Elias Rosa – Não, absolutamente nada. A gente parte do
pressuposto que todo mundo tem neutralidade e isenção. Neutralidade em
relação ao fato e isenção em relação à pessoa. Abomino a ideia de
promotor de Justiça participar de manifestações públicas a quem quer que
seja. Não combina com o ofício do MP. Sobretudo ser for promotor
eleitoral.
ÉPOCA - O senhor sofria pressão como procurador-geral?
Elias Rosa – Em São Paulo, não tem nenhuma crise próxima à Lava-Jato... Com margem para grandes pressões.
ÉPOCA - Tem um esboço, a máfia da merenda...
Elias Rosa - Não tivemos nenhuma situação de estresse em que
isso pudesse ter sido colocado à prova. A atuação do Ministério Público
nos estados é diferente da do federal. O governador do Estado é
processado em Brasília, assim como os deputados federais. Em São Paulo, a
maior repercussão que tivemos foi com o caso dos trens da CPTM e do
Metrô. Os acordos de leniência foram firmados em 2012, com o CADE, e o
Ministério Público Estadual participou naqueles primeiros termos de
leniência. Então foram designados promotores para atuar naqueles casos,
foram oferecidas nove ou 10 denúncias, foram ajuizadas ações de
improbidade, mas mesmo nesse caso não houve crise ou conflitos.
ÉPOCA – Depois de anos de investigação, ainda há muito para avançar nesse caso. Por que a demora?
Elias Rosa - Salvo engano, são nove denúncias oferecidas
contra umas 30 pessoas. Inclusive em ações de improbidade. Vale lembrar
que esse caso do metrô envolve conselheiro do Tribunal de Contas do
Estado (Robison Marinho), que está afastado do Tribunal a pedido do
Ministério Público. Tem outra característica: os fatos são de 2001 e
2002, uma década e meia atrás, não se trata de um fato recente.
ÉPOCA – Há rumores de que o senhor irá para a Secretaria de Segurança Pública caso o Alexandre de Moraes se torne ministro...
Elias Rosa - Não ouvi isso ainda. Falando sério, não tem
mesmo. Esse é um filme que já vi acontecer, inclusive com o Fernando
Grella. Mas, enquanto procurador-geral, ninguém te aborda, até porque se
trata de um cargo muito importante na estrutura política. Na saída, só
se faz a abordagem se tiver necessidade. E se criar uma relação de
confiança, que hoje não existe. Nem tenho perspectivas de que isso que
possa acontecer.
ÉPOCA – Se fosse convidado, o senhor aceitaria?
Elias Rosa - Não sei. Primeiro, teria que me envolver em razão
do projeto.
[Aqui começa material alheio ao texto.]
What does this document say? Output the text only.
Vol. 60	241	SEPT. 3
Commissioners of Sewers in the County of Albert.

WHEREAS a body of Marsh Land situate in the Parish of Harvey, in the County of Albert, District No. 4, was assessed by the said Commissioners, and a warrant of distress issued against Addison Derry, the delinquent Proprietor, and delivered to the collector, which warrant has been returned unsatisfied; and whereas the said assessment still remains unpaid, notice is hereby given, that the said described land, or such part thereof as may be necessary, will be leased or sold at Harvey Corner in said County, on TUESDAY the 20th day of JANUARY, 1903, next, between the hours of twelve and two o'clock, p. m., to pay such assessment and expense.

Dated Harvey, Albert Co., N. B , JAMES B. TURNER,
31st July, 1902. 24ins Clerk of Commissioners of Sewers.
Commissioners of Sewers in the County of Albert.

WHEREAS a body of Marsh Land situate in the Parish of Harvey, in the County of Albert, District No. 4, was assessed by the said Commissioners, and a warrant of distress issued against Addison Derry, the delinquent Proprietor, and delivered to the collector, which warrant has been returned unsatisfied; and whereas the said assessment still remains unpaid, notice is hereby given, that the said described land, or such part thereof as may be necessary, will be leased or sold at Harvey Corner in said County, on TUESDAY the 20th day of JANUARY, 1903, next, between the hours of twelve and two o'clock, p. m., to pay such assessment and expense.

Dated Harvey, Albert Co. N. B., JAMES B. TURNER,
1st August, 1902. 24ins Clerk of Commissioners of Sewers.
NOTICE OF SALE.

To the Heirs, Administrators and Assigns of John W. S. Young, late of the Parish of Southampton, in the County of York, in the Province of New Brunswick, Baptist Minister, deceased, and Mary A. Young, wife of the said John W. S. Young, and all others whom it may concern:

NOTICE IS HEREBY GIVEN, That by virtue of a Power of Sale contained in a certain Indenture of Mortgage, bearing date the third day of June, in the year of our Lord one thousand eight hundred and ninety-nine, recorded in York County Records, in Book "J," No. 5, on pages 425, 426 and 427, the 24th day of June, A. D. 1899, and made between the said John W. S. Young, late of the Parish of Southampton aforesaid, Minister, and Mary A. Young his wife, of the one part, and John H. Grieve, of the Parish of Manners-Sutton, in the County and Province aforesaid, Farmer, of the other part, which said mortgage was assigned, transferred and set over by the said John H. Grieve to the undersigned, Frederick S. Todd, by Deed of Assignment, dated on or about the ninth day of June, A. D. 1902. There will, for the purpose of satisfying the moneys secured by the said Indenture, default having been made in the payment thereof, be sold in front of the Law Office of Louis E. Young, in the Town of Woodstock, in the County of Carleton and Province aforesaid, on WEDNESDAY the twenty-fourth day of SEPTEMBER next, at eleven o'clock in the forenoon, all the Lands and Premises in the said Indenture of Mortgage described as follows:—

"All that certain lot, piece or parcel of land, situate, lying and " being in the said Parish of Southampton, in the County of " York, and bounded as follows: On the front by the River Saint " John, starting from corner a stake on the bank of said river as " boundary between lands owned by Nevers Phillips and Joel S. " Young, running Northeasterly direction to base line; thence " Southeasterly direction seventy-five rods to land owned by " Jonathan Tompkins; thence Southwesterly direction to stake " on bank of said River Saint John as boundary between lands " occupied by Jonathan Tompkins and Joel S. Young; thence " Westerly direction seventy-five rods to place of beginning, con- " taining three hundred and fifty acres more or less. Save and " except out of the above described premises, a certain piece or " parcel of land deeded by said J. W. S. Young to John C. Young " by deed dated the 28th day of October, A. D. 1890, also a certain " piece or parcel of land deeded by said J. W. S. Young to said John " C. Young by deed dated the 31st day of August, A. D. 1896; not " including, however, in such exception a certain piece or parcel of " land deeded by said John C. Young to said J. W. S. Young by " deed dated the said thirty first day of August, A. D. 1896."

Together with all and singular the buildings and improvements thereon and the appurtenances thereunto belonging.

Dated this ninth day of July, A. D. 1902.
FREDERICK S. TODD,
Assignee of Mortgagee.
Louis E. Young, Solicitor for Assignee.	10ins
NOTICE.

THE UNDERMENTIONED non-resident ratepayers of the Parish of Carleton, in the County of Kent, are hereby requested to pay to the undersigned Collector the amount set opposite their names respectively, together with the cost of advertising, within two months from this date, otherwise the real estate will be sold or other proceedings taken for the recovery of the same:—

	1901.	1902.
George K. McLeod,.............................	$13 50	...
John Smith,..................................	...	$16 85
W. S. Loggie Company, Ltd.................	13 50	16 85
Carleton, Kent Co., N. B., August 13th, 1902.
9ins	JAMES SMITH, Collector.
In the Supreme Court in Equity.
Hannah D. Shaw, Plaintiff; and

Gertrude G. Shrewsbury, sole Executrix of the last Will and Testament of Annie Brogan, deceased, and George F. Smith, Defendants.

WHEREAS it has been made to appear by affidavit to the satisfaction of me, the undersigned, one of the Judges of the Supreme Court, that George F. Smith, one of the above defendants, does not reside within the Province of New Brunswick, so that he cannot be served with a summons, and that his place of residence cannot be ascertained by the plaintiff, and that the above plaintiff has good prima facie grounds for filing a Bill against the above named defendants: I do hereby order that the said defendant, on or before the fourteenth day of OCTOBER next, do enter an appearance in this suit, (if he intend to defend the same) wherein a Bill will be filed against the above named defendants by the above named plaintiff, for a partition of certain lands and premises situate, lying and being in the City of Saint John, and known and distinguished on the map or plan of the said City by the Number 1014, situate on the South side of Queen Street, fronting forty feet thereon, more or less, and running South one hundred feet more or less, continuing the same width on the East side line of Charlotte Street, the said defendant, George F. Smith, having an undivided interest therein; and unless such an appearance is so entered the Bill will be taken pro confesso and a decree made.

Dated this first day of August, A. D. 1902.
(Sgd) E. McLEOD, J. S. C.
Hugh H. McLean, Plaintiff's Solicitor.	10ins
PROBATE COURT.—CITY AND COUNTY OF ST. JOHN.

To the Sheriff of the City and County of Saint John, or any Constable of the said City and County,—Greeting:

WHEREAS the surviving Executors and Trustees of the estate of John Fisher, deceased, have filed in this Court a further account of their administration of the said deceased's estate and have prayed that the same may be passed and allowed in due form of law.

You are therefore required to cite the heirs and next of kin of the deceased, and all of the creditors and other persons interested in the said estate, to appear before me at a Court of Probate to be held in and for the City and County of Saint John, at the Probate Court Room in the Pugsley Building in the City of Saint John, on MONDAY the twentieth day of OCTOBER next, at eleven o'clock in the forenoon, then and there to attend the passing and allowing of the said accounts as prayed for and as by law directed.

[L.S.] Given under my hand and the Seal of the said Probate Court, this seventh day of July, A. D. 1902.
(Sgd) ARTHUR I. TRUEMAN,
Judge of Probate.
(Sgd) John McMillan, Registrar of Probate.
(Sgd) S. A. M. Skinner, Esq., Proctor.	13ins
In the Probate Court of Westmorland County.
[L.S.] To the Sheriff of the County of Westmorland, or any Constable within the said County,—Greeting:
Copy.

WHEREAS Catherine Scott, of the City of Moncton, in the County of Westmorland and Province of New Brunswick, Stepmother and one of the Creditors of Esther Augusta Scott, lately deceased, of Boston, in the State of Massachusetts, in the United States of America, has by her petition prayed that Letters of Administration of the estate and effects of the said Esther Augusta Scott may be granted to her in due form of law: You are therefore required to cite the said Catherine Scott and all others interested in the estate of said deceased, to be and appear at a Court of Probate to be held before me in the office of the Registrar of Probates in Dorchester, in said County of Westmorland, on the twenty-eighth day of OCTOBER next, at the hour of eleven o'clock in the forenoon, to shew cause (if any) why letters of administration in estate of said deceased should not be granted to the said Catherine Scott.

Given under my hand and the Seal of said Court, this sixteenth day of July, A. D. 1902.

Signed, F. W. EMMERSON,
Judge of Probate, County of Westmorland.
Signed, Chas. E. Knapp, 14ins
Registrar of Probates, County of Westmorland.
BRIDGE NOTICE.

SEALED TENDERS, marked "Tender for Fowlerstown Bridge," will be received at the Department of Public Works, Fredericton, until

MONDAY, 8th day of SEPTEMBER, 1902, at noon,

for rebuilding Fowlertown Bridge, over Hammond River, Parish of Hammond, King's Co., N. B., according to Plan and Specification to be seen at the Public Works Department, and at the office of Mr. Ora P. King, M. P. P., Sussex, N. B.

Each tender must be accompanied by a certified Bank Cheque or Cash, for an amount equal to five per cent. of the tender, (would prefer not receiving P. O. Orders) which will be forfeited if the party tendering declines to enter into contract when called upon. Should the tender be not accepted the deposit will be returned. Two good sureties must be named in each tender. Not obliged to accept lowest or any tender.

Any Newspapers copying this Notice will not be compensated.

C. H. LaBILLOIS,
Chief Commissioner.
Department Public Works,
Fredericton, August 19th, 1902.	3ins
Porque quis ser procurador-geral? Tinha muito claro isso há
quatro anos. Era para poder criar a promotoria de violência doméstica, a
campanha sobre intolerância, um MP social.
ÉPOCA – E qual é seu grande objetivo agora?
Elias Rosa - Quero voltar para a minha procuradoria de
direitos difusos. Também dei aula a vida toda. Talvez volte para o
magistério. Fiquei quatro anos como sub do Fernando Grella, e depois quatro anos como procurador-geral, então são oito anos na procuradoria. Preciso descansar.